In Polen finden sich Widersprüchlichkeiten: Während sich mittels regelmäßiger Umfragen der Großteil der Bevölkerung als europafreundlich identifiziert, ist seit fast acht Jahren die euroskeptische PiS-Partei an der Macht. Zustätzlich setzte die Justizreform Polens 2021 und der daraus resultierende Rechtsstreit mit der EU das Land unter anhaltenden Druck und befeuerte die Argumente der EU-Skeptiker:Innen.
Wo positionieren sich die jungen Generationen innerhalb der Spannungen? Woher kommt die starke Politikverdrossenheit und wie steht es um die europäische Zukunft?
Bei einer Wahlbeteiligung von gerade einmal knapp über 50% und einer jungen Bevölkerung, die sich kaum politisch beteiligt, ist es wichtig zu wissen, wie sich die jungen Menschen politisch orientieren und welche Themen sie beschäftigen. Junge Menschen wählen prozentual häufiger rechts, jedoch weist die Altersgruppe 18 bis 29 auch nur eine sehr geringe Wahlbeteiligung auf. Bei den Parlamentswahlen 2015 fiel die steigende rechte Tendenz der jungen Genration erstmals ins Gewicht. Zwei Drittel der Wähler:Innen zwischen 18 und 29 gaben ihre Stimme für rechte Parteien ab. Die jungen Polen und Polinnen identifizieren sich demnach mit eher konservativen Werten. Ein möglicher Grund dafür ist die politische Führung des Landes in den vergangenen zwanzig Jahren. Die Jugendarbeitslosigkeit stieg, obwohl die Wirtschaftskraft Polens in der Europäischen Union zu nahm. 2013 erreichte die Arbeitslosigkeit unter jungen Menschen 27%. In den Folgejahren wurden daraufhin verstärkt die nationalkonservativen Parteien gewählt, die eine soziale Politik versprachen. 2019 gingen lediglich 37% der Wahlberechtigten zwischen 18 und 29 Jahren wählen und die Mehrheit wählte die PiS Partei.
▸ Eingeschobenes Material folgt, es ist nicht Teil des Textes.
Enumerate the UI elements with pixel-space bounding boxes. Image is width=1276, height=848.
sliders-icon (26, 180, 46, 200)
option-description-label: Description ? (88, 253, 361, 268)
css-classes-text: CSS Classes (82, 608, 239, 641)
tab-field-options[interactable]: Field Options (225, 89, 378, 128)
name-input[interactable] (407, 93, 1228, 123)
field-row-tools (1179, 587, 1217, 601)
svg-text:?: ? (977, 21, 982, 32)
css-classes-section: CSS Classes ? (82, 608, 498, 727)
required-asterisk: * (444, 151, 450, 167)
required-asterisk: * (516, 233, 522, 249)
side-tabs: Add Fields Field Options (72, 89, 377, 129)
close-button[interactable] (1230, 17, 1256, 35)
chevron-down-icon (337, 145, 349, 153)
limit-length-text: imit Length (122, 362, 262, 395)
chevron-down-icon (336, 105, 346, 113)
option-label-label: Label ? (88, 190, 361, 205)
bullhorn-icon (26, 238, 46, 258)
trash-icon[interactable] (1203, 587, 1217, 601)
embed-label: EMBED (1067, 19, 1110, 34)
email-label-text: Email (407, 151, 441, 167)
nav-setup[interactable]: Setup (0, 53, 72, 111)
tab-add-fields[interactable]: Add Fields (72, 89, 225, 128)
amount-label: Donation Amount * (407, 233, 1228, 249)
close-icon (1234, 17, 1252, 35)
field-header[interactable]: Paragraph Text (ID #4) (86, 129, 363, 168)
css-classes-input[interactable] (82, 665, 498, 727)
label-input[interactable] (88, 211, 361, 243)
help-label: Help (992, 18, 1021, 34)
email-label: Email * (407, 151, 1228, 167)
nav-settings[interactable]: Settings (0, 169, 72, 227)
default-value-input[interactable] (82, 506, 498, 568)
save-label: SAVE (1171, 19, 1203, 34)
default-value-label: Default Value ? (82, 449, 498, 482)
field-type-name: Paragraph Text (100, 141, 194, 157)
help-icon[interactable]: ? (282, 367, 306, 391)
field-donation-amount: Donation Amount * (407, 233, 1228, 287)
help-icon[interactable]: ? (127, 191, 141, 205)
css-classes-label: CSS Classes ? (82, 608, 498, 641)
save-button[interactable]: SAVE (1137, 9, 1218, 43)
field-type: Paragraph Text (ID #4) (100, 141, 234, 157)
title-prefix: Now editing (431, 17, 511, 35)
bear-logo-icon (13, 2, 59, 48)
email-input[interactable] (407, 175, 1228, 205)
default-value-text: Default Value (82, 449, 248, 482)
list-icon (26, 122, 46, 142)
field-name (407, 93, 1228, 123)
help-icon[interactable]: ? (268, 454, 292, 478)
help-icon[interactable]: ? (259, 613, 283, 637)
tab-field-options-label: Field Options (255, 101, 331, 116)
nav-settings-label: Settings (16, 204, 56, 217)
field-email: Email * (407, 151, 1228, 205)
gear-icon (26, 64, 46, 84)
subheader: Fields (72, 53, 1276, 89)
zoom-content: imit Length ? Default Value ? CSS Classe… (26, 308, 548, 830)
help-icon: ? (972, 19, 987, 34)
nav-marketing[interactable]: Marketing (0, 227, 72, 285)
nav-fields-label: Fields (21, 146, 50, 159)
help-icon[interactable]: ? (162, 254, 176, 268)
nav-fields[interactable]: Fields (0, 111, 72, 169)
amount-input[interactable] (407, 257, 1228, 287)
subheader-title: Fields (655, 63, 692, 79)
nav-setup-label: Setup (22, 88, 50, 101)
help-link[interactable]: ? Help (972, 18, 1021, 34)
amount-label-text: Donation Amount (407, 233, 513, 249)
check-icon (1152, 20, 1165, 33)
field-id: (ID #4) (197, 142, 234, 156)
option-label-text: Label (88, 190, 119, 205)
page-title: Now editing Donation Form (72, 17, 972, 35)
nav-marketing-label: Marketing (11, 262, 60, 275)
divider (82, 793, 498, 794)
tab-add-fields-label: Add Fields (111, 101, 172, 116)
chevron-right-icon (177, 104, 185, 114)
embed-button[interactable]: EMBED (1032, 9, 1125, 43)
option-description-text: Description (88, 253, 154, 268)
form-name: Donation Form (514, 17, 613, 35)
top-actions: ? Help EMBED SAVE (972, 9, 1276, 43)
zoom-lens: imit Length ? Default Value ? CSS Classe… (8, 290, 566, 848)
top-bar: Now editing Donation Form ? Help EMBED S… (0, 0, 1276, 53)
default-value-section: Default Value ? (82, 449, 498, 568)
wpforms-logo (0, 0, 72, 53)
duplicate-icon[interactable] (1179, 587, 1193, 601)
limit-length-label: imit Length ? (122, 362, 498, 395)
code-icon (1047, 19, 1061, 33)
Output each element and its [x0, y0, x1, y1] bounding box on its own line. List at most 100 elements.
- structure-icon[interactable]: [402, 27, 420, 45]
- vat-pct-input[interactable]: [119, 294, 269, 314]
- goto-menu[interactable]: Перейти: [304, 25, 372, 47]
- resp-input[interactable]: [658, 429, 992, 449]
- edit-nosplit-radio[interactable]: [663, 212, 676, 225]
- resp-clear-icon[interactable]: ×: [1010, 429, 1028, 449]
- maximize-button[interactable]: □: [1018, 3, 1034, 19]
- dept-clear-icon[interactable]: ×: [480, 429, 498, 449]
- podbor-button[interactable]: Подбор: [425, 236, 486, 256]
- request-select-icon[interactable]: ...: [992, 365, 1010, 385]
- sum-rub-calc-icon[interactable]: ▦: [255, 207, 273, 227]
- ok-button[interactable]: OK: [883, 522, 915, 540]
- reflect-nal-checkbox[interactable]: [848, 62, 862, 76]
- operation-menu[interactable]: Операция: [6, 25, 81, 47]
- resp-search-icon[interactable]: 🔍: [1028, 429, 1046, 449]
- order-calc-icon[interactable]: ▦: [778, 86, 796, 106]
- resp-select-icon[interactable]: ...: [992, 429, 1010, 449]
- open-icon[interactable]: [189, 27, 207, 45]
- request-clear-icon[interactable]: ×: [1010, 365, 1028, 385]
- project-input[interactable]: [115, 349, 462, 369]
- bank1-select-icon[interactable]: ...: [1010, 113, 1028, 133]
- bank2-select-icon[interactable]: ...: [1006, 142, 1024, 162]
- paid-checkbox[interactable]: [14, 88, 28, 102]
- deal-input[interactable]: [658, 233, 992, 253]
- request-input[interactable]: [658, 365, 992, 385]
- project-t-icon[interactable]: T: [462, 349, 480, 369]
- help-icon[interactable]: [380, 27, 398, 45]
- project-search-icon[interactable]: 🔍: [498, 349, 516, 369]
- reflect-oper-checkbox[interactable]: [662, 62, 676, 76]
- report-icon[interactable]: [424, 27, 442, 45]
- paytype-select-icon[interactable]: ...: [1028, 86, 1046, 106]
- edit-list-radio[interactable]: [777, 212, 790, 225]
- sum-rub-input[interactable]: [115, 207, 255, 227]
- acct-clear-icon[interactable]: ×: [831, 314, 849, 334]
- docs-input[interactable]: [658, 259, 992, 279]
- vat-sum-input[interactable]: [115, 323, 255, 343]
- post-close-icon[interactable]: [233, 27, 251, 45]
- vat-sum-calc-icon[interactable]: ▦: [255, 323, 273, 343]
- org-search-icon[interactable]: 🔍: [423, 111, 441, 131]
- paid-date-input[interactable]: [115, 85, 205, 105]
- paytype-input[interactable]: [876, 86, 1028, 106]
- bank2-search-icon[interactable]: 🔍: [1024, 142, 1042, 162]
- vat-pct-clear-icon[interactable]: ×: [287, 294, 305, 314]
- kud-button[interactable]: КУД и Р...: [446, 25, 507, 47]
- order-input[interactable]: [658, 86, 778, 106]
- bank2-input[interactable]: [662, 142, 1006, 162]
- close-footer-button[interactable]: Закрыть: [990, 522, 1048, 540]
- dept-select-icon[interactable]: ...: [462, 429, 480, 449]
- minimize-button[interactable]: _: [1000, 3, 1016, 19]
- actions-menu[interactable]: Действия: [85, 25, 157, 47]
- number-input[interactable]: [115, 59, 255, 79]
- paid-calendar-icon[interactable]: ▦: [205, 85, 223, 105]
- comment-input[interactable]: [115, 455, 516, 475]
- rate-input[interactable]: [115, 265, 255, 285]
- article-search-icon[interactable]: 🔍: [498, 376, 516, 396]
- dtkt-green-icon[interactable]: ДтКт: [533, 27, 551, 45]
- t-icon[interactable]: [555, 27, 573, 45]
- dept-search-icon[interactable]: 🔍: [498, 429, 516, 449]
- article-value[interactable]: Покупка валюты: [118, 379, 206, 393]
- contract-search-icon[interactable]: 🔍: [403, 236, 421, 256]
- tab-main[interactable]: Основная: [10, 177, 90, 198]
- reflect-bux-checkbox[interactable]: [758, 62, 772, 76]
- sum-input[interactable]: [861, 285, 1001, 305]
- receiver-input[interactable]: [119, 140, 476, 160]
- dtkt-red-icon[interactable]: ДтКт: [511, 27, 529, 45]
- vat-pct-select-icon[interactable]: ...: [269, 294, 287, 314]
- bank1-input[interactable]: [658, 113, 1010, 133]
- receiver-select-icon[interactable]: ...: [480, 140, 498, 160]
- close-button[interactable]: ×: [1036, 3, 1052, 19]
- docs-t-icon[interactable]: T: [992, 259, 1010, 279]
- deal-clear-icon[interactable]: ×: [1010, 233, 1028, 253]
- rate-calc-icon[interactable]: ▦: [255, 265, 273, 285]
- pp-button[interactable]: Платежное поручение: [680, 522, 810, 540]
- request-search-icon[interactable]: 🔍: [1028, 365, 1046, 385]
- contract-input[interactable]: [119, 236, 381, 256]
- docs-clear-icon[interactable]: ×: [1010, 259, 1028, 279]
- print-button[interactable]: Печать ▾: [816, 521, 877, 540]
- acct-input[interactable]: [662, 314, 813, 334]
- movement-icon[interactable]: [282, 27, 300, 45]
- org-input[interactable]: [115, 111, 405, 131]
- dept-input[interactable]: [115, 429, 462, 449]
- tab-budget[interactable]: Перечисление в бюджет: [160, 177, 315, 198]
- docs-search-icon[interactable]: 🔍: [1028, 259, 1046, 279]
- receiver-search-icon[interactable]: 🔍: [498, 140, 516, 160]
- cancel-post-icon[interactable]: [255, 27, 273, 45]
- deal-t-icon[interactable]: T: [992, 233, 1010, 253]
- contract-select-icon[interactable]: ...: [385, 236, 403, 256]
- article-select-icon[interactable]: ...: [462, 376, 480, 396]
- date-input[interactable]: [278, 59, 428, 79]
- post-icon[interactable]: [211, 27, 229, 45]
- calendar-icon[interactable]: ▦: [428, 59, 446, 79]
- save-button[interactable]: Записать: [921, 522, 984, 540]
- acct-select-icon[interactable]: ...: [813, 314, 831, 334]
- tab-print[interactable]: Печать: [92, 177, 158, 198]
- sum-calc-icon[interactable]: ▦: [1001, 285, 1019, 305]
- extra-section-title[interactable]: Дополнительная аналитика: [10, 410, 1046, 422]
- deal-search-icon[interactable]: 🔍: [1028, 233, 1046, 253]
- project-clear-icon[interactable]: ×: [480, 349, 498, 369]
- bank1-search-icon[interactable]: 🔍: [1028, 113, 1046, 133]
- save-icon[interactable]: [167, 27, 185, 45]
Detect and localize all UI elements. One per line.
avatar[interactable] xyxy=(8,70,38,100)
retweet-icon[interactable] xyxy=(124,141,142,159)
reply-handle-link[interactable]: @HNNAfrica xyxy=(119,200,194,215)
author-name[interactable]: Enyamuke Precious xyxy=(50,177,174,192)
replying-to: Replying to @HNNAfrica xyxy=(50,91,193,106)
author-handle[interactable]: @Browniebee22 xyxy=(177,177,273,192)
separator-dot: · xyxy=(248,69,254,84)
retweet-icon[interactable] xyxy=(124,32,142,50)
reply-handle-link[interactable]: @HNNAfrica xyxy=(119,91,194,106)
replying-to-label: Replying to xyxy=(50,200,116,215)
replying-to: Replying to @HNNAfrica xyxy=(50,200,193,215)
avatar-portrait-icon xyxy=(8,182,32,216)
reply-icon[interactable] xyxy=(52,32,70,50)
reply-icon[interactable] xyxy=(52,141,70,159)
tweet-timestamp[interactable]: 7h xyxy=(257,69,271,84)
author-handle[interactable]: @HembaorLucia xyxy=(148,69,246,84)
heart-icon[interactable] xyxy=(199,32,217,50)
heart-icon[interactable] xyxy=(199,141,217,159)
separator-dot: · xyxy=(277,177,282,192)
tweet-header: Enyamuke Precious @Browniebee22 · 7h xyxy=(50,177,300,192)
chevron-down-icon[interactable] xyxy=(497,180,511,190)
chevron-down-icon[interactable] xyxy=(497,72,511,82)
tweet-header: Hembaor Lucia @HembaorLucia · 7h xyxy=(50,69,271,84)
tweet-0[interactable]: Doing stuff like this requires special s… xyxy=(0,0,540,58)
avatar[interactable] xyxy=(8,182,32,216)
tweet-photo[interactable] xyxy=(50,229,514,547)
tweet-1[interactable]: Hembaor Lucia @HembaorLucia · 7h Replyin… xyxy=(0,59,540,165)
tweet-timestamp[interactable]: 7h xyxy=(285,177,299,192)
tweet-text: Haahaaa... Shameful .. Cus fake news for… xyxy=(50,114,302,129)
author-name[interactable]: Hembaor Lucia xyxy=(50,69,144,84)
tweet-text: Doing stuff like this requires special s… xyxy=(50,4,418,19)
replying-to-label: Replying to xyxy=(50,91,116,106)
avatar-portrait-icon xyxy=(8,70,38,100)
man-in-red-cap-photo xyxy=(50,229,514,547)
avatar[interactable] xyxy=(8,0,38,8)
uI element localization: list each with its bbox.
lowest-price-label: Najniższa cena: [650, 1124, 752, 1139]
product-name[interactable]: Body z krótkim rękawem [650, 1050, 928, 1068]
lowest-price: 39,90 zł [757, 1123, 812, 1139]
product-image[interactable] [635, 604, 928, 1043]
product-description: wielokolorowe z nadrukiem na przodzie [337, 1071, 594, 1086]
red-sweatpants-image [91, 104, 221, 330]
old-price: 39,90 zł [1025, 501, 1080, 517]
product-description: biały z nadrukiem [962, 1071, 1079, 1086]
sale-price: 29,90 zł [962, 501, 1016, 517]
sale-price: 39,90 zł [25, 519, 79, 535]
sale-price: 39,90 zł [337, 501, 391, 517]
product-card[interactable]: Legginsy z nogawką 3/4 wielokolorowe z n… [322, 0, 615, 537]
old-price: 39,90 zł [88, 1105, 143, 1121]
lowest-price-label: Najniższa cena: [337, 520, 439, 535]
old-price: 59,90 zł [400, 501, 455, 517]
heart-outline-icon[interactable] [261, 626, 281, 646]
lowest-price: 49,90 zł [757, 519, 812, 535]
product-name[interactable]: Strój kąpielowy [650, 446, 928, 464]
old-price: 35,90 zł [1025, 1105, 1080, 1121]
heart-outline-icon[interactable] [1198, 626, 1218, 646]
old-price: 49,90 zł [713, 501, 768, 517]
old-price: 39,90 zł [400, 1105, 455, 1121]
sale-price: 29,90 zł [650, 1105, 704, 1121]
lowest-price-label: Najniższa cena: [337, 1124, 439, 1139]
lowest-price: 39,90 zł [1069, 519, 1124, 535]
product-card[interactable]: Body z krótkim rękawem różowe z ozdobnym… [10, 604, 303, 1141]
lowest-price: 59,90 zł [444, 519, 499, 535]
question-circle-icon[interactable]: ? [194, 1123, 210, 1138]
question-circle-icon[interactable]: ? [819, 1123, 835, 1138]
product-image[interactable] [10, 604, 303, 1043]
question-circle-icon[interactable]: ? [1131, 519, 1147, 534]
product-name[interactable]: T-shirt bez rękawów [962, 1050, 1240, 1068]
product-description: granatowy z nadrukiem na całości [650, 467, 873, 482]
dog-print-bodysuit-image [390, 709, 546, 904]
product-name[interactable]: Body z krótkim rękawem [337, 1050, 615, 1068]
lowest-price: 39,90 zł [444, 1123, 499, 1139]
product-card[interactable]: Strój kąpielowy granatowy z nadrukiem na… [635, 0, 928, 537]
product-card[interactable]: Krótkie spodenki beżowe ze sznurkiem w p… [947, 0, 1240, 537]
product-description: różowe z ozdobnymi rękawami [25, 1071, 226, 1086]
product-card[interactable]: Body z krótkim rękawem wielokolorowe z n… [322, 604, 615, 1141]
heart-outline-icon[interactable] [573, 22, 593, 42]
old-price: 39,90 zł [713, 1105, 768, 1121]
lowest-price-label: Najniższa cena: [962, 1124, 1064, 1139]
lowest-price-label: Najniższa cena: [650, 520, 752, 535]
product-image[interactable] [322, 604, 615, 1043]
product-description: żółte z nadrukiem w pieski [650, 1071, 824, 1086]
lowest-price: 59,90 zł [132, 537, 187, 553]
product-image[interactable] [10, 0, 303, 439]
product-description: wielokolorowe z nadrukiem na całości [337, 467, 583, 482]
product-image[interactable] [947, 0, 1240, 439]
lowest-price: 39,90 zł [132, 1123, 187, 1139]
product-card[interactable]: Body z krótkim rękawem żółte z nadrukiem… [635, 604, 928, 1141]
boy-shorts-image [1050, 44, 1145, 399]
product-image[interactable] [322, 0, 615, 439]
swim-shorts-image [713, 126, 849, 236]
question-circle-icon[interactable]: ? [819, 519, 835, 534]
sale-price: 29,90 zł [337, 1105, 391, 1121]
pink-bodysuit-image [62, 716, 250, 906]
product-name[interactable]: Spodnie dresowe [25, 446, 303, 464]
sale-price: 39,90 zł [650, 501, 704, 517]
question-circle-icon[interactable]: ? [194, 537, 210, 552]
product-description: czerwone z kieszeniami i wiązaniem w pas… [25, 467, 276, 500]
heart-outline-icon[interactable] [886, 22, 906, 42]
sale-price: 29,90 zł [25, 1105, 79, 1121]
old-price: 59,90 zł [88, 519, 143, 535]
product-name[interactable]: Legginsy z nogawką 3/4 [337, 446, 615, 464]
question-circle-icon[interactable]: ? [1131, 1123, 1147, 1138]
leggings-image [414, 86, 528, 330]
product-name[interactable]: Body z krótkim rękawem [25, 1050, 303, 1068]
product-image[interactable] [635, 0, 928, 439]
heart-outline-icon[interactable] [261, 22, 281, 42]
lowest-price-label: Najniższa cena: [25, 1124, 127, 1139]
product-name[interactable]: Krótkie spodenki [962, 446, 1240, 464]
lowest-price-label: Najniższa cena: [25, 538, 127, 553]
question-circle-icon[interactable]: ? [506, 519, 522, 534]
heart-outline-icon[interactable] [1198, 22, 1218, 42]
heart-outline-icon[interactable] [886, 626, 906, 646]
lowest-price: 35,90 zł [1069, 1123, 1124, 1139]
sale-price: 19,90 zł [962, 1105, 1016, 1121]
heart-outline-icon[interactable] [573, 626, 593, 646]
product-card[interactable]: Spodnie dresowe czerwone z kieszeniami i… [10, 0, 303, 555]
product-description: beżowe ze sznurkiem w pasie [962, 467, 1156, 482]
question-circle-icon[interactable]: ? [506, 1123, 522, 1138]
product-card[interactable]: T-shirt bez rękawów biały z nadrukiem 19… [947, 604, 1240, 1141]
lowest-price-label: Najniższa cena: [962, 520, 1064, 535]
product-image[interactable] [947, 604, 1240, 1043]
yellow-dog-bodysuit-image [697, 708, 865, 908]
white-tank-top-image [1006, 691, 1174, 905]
In einem Bericht der Warschauer Universität über das politische Verhalten junger Polen und Polinnen wurde zudem veröffentlich, dass die Hauptgründe für das Nicht-Wählen das mangelnde Interesse an Politik und das fehlende Vertrauen in die Politiker:Innen sind. Versprechungen, die wirtschaftliche Lage für die Bevölkerung zu verbessern, wären dagegen Katalysator für die Beteiligung. Die fehlende Überzeugung von der nationalen Politik bedeutet jedoch nicht, dass die junge Generation sich auch von der EU abwendet. Die meisten jungen Menschen sehen sich als Europäer:Innen. So werden Programme wie Erasmus oder die Reisefreiheit im Schengenraum gerne und umfangreich genutzt und das Bewusstsein über die wirtschaftlichen Vorzüge der EU-Mitgliedschaft ist vorhanden.
Nichtsdestotrotz ist die Beziehung zwischen der EU und Polen seit Jahren angespannt. Die Rechtsstaatlichkeit und die Demokratie sind in Polen gefährdet. Die Reformträgheit des östlichen Mitgliedsstaates führt dazu, dass die EU anhaltend die Milliardenzahlungen blockiert, denn reagiert werden kann nur mit Sanktionen. Nach jahrelangem Streit zwischen EU und Polen ist die PiS-Partei im Februar diesen Jahres nun auf die Forderungen eingegangen und will vermeintliche Gesetzesentwürfe vorlegen. Auch in dieser Frage stimmten die meisten jungen Menschen vorOrt dafür, dass Polen den Forderungen der EU nachkommt und sich nicht weiter von ihr entfernt. Während die junge Wählerschaft vorwiegend EU-freundlich gestimmt ist, gibt es auch skeptischere Haltungen zu Brüssel.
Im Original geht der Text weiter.